一応あんたの彼女だし。あんたは行くかもしれないけどね、なんて心の中で毒づく。

「あのさあ、名前ちゃんは俺のこと好きじゃないの?」
「はあ?そんなのこっちのセリフなんですけど。いっつもいっつも女子と喋ってさ」

しまった、ついぽろりと出てしまった。でも、今のこいつの発言は許せなかった。あたしがいつもどんな気持ちなのか知ってんのか。こうなったら重い女でもいい、言ってやる。

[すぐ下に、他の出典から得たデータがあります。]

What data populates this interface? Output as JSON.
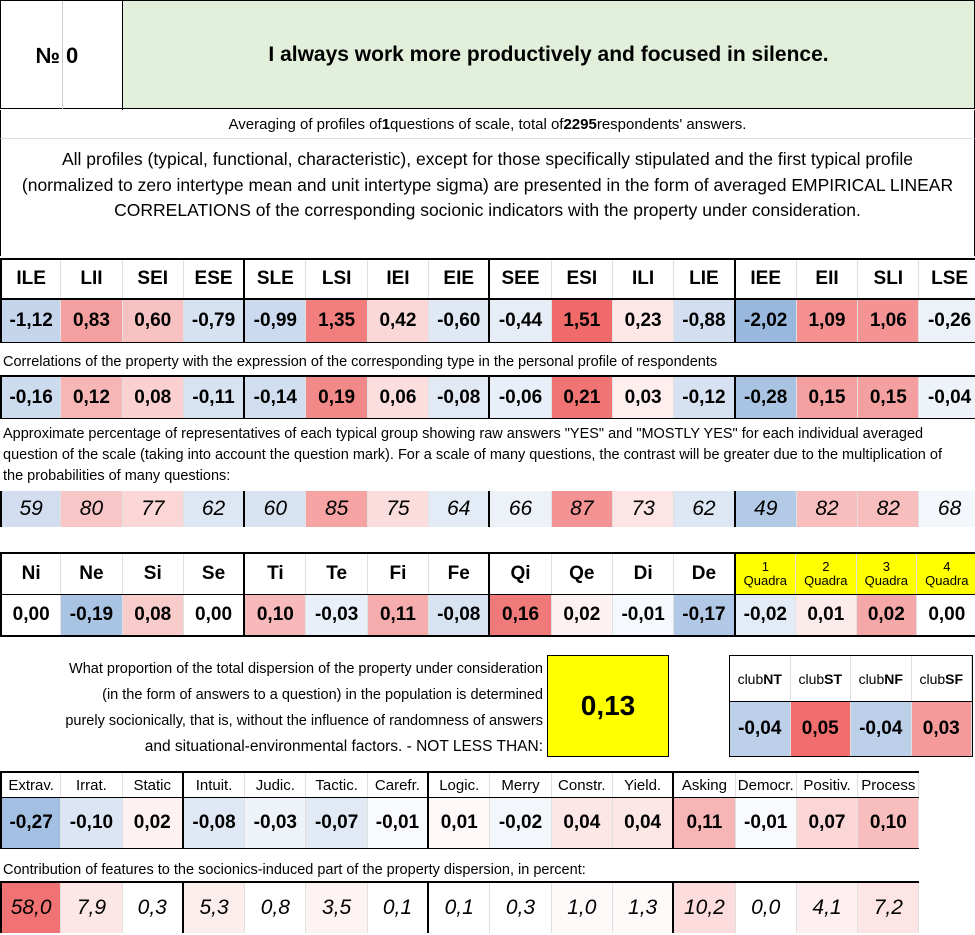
{
  "header": {
    "no_label": "№",
    "number": "0",
    "title": "I always work more productively and focused in silence."
  },
  "averaging": {
    "prefix": "Averaging of profiles of ",
    "questions": "1",
    "middle": " questions of scale, total of ",
    "answers": "2295",
    "suffix": " respondents' answers."
  },
  "description": "All profiles (typical, functional, characteristic), except for those specifically stipulated and the first typical profile (normalized to zero intertype mean and unit intertype sigma) are presented in the form of averaged EMPIRICAL LINEAR CORRELATIONS of the corresponding socionic indicators with the property under consideration.",
  "types": {
    "labels": [
      "ILE",
      "LII",
      "SEI",
      "ESE",
      "SLE",
      "LSI",
      "IEI",
      "EIE",
      "SEE",
      "ESI",
      "ILI",
      "LIE",
      "IEE",
      "EII",
      "SLI",
      "LSE"
    ],
    "values": [
      "-1,12",
      "0,83",
      "0,60",
      "-0,79",
      "-0,99",
      "1,35",
      "0,42",
      "-0,60",
      "-0,44",
      "1,51",
      "0,23",
      "-0,88",
      "-2,02",
      "1,09",
      "1,06",
      "-0,26"
    ],
    "colors": [
      "#c5d6ec",
      "#f5a0a0",
      "#f8c2c2",
      "#d6e1f1",
      "#cbdaee",
      "#f27e7e",
      "#fbd8d8",
      "#dfe8f4",
      "#e6edf7",
      "#f06a6a",
      "#fde7e7",
      "#d3dff0",
      "#9ab8de",
      "#f49090",
      "#f49393",
      "#edf2f9"
    ]
  },
  "correlation_note": "Correlations of the property with the expression of the corresponding type in the personal profile of respondents",
  "correlations": {
    "values": [
      "-0,16",
      "0,12",
      "0,08",
      "-0,11",
      "-0,14",
      "0,19",
      "0,06",
      "-0,08",
      "-0,06",
      "0,21",
      "0,03",
      "-0,12",
      "-0,28",
      "0,15",
      "0,15",
      "-0,04"
    ],
    "colors": [
      "#cddbee",
      "#f7b6b6",
      "#fad0d0",
      "#d8e3f2",
      "#d1def0",
      "#f28989",
      "#fcdede",
      "#e1e9f5",
      "#e8eff8",
      "#f07474",
      "#feeeee",
      "#d6e1f1",
      "#a9c3e3",
      "#f5a0a0",
      "#f5a0a0",
      "#eef3fa"
    ]
  },
  "percentage_note": "Approximate percentage of representatives of each typical group showing raw answers \"YES\" and \"MOSTLY YES\" for each individual averaged question of the scale (taking into account the question mark). For a scale of many questions, the contrast will be greater due to the multiplication of the probabilities of many questions:",
  "percentages": {
    "values": [
      "59",
      "80",
      "77",
      "62",
      "60",
      "85",
      "75",
      "64",
      "66",
      "87",
      "73",
      "62",
      "49",
      "82",
      "82",
      "68"
    ],
    "colors": [
      "#d2def0",
      "#f8c6c6",
      "#fad6d6",
      "#dde7f4",
      "#d8e3f2",
      "#f5a3a3",
      "#fcdddd",
      "#e3ebf6",
      "#edf2f9",
      "#f39393",
      "#fde5e5",
      "#dde7f4",
      "#b3cae6",
      "#f8bdbd",
      "#f8bdbd",
      "#f3f7fb"
    ]
  },
  "functions": {
    "labels": [
      "Ni",
      "Ne",
      "Si",
      "Se",
      "Ti",
      "Te",
      "Fi",
      "Fe",
      "Qi",
      "Qe",
      "Di",
      "De"
    ],
    "values": [
      "0,00",
      "-0,19",
      "0,08",
      "0,00",
      "0,10",
      "-0,03",
      "0,11",
      "-0,08",
      "0,16",
      "0,02",
      "-0,01",
      "-0,17"
    ],
    "colors": [
      "#ffffff",
      "#a9c3e3",
      "#f9cccc",
      "#ffffff",
      "#f7b9b9",
      "#e8eff8",
      "#f5acac",
      "#d8e3f2",
      "#f07a7a",
      "#fef1f1",
      "#f5f8fc",
      "#b1c8e6"
    ]
  },
  "quadras": {
    "numbers": [
      "1",
      "2",
      "3",
      "4"
    ],
    "label": "Quadra",
    "values": [
      "-0,02",
      "0,01",
      "0,02",
      "0,00"
    ],
    "colors": [
      "#e3ebf6",
      "#fcebeb",
      "#f5a8a8",
      "#ffffff"
    ]
  },
  "dispersion_note": [
    "What proportion of the total dispersion of the property under consideration",
    "(in the form of answers to a question) in the population is determined",
    "purely socionically, that is, without the influence of randomness of answers",
    "and situational-environmental factors. - NOT LESS THAN:"
  ],
  "dispersion_value": "0,13",
  "clubs": {
    "labels": [
      {
        "pre": "club",
        "bold": "NT"
      },
      {
        "pre": "club",
        "bold": "ST"
      },
      {
        "pre": "club",
        "bold": "NF"
      },
      {
        "pre": "club",
        "bold": "SF"
      }
    ],
    "values": [
      "-0,04",
      "0,05",
      "-0,04",
      "0,03"
    ],
    "colors": [
      "#bcd0ea",
      "#f26e6e",
      "#bcd0ea",
      "#f59a9a"
    ]
  },
  "traits": {
    "labels": [
      "Extrav.",
      "Irrat.",
      "Static",
      "Intuit.",
      "Judic.",
      "Tactic.",
      "Carefr.",
      "Logic.",
      "Merry",
      "Constr.",
      "Yield.",
      "Asking",
      "Democr.",
      "Positiv.",
      "Process"
    ],
    "values": [
      "-0,27",
      "-0,10",
      "0,02",
      "-0,08",
      "-0,03",
      "-0,07",
      "-0,01",
      "0,01",
      "-0,02",
      "0,04",
      "0,04",
      "0,11",
      "-0,01",
      "0,07",
      "0,10"
    ],
    "colors": [
      "#a3bfe1",
      "#dbe5f3",
      "#fdf1f1",
      "#dfe8f4",
      "#eef3fa",
      "#e1e9f5",
      "#f8fafd",
      "#fef8f8",
      "#f3f7fb",
      "#fce6e6",
      "#fce6e6",
      "#f7b6b6",
      "#f8fafd",
      "#fad6d6",
      "#f8bebe"
    ]
  },
  "contribution_note": "Contribution of features to the socionics-induced part of the property dispersion, in percent:",
  "contributions": {
    "values": [
      "58,0",
      "7,9",
      "0,3",
      "5,3",
      "0,8",
      "3,5",
      "0,1",
      "0,1",
      "0,3",
      "1,0",
      "1,3",
      "10,2",
      "0,0",
      "4,1",
      "7,2"
    ],
    "colors": [
      "#f07272",
      "#fce6e6",
      "#ffffff",
      "#fdeeee",
      "#ffffff",
      "#fef3f3",
      "#ffffff",
      "#ffffff",
      "#ffffff",
      "#fffafa",
      "#fffafa",
      "#fcdcdc",
      "#ffffff",
      "#fef0f0",
      "#fde5e5"
    ]
  }
}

「あんまり女の子と仲よさ気に話すとか…やめてほしいんですけど」

うわー言ってやるとか思ったけどやっぱりいざ言ったら後悔した。これであたしは重い女に成り下がったわけだ。怖いな怖いなと思いながら見上げると、何だか顔が嬉しそうだった。

「わかった」

待って、なんでそんな嬉しそうなの?よくわかんないし…。はあ、とため息をついて時を戻したいなとか考えた。あ、時を戻せる映画とかあったなー。及川はあたしの手を握って、嬉しそうに笑った。

「名前ちゃんもヤキモチとかやくんだね」
「…ま、それなりに」
「俺もしかして愛されてる?」
「調子乗んな」

べって舌を出すとこいつはえへへと笑ってあたしの頭を撫でた。ど、どうしたの。何が起こったの。今日すっごいデレてくるね。

「お、及川くーん?」
「あ、名前で呼べって言ったのに」
「と、とおる」
「そうそう」
「どうしたのかな?」
「へへ」

何だろう、すっごい可愛く見えてきた。うざいっていうより、可愛い。

「好きだよ」

にこっと笑って、あたしの頬をびよーんて伸ばしてきて。もうよくわかんない。とりあえず顔が熱くなってきたから、暫くこいつと離れることはないなと思った。